What to do? Party leadership has declared that it’s every
cis-het man for himself. “We trust our candidates to know their districts and
the challenges facing their communities better than anyone,” House campaign
chair Ben Ray Luján tells the New York
Times. Translation: If you are Conor Lamb, run as a gun-friendly champion
of the working class. If you are Rashida Tlaib, feel free to announce that you
would vote against aid for Israel and to call for bi-nationalism that would end
the Jewish state. Texas Democrat Colin Allred, following Hillary Clinton, says
everyone should be able to buy into Medicare. Maine Democrat Jared Golden,
following Bernie Sanders, says, “We need to move towards a universal
health-care system, like Medicare-for-all.”
Such diversity of approach troubles the philosopher kings
of 41st Street. Discarding a “Washington platform,” write Sheryl Stolberg and
Nicholas Fandos, is “a risky strategy.” It leaves unanswered the question of
what the Democratic party stands for. It “could raise questions among voters
about how Democrats would govern.” Questions to which there are few substantive
answers.
The truth, though, is that the Democrats do have an agenda.

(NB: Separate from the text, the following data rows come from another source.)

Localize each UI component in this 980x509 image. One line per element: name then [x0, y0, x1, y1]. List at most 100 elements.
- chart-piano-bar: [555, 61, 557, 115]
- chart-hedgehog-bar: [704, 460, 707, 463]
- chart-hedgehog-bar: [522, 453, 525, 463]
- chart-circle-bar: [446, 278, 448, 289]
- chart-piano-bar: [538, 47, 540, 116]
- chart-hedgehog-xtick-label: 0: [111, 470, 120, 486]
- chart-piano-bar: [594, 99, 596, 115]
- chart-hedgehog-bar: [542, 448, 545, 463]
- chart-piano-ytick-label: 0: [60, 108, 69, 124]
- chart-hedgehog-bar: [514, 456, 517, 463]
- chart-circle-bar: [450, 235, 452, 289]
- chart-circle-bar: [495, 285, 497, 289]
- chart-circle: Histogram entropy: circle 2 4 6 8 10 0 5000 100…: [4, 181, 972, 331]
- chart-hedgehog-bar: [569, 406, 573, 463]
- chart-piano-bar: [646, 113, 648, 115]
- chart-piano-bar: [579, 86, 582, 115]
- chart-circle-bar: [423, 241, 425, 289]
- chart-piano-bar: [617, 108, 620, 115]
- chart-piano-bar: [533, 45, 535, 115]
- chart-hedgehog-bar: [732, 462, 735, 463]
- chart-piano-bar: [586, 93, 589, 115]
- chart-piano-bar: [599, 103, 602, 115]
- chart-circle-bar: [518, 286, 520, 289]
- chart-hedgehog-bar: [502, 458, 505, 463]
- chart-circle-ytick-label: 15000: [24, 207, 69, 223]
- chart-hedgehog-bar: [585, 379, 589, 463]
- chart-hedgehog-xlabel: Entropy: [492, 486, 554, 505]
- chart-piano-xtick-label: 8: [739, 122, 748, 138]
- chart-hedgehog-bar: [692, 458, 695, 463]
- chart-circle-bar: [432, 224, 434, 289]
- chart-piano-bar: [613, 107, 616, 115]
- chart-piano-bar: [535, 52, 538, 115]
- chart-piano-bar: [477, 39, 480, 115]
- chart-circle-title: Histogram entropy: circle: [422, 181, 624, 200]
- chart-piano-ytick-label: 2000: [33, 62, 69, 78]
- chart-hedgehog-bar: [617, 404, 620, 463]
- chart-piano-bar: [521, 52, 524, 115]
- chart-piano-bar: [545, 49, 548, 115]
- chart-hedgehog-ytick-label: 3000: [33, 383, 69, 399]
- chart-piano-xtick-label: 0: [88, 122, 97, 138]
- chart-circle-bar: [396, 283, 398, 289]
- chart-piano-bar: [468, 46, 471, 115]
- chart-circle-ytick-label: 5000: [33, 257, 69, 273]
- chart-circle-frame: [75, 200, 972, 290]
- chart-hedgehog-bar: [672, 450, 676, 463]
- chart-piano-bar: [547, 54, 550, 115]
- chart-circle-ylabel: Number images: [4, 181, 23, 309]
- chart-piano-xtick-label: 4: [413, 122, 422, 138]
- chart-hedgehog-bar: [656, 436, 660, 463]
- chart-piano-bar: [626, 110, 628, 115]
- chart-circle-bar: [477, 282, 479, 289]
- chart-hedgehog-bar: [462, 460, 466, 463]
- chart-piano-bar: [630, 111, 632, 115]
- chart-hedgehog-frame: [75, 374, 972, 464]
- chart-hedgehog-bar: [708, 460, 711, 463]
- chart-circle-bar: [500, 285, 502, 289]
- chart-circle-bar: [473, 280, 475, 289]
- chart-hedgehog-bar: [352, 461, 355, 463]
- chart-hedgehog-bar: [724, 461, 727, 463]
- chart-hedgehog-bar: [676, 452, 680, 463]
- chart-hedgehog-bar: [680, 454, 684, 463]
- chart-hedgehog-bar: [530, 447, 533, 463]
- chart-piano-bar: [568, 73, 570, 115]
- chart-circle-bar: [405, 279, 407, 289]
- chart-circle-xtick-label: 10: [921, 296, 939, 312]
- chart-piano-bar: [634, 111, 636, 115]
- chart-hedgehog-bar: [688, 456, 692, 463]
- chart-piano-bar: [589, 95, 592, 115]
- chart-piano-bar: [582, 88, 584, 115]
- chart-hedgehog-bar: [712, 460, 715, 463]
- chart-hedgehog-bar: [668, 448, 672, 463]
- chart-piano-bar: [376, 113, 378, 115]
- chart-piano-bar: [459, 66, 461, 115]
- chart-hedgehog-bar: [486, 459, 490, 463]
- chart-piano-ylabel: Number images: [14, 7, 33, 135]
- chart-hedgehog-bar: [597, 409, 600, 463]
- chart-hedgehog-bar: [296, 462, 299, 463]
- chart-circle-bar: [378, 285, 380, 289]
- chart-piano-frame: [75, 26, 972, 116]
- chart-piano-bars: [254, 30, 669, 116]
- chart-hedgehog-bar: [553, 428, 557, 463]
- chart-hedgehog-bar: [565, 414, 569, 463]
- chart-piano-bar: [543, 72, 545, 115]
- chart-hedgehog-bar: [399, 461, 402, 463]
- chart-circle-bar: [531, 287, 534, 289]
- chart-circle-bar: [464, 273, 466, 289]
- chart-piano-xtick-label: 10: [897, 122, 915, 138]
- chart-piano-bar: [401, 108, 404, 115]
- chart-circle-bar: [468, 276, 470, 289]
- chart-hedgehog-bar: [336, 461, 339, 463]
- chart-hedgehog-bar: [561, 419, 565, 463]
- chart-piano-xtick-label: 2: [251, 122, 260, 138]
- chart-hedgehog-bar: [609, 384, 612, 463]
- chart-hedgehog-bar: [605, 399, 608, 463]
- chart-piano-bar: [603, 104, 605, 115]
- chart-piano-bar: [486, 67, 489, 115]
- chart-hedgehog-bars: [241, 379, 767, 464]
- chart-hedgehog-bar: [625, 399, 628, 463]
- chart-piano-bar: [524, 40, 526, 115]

They just can’t say it aloud. The reason Democrats seek power in 2018 is to
obstruct President Trump wholly and without exception, to tie down his
administration using the subpoena powers of a dozen committees, and ultimately
to lay the groundwork for his impeachment. The Democratic grassroots expects
nothing less.
But the Democratic leadership understands that this
unspoken agenda is unpalatable to the rest of the country. Swing voters may
long for institutional checks against Trump, but they are leery of impeachment.
Suburbanites may be annoyed by the president’s tweets, but they still believe
that both sides should “put aside their differences” and “get something done.”
The Times notices that many of the
Democrats running in Republican-held districts “rarely mention the president by
name.” What these candidates understand is that explicitly making the 2018
election about Trump — which it certainly is — risks motivating Trump
supporters to rally to his defense.
Better to keep quiet, have Trump loom in the background,
and adapt to local circumstances as much as possible. Or as Nancy Pelosi put it
recently, “Do whatever you have to do. Just win.”
Now, concealing the agenda of obstruction, investigation,
and impeachment is one way to address the problem of an anxious middle. But it
also creates another problem: Without cohesion, discipline, and guidance from
above, the loudest and most extreme figures and ideas are free to capture the
public’s attention. Nancy Pelosi and Chuck Schumer can talk about insurance
premiums until they are blue in the face, but the headlines and cable channels
will be filled instead with mentions of Alexandria Ocasio-Cortez, Bernie
Sanders, Keith Ellison, Ilhan Omar, Andrew “Never That Great” Cuomo, Elizabeth
“Racist From Front to Back” Warren, Cynthia “Let’s Just Be Socialists” Nixon,
and campaigns to abolish ICE, line items of $32.6 trillion for single-payer
health care, and other vagaries of democratic socialism.
Generic candidates may win either the House or both the
House and Senate for the Democrats. In so doing, however, they would bring into
office radicals empowered by the election returns and unaccountable to party
authority. And so a Democratic victory soon would be followed by Democratic
infighting. There would be a battle over the future of Pelosi, a squabble over
committee assignments, a clash over which single-payer health bill is brought
to the floor. All of these struggles would distract from and potentially
inhibit the larger campaign against Trump.
We’ve been here before. Republicans sought to harness the
energy of the Tea Party in the 2010 election, only to miss several
opportunities for Senate pickups because of unelectable candidates produced by
ideological zeal. The desire on the part of Republicans to confront the
president they despised led them to misunderstand the separation of powers and
overreach in both the debt-ceiling fight of 2011 and the government shutdown of
2013. Lacking a coherent agenda beyond opposition to President Obama, the
Republican House became his chief foil. Frustrated by impotence amid rising
expectations, the Republican base became increasingly discontented and open to
alternatives from outside the political establishment.
Sublimating their real agenda while avoiding intra-party
debates may be enough for the Democrats to win in 2018. But that victory,
should it happen, has a price. The bill comes due in 2020.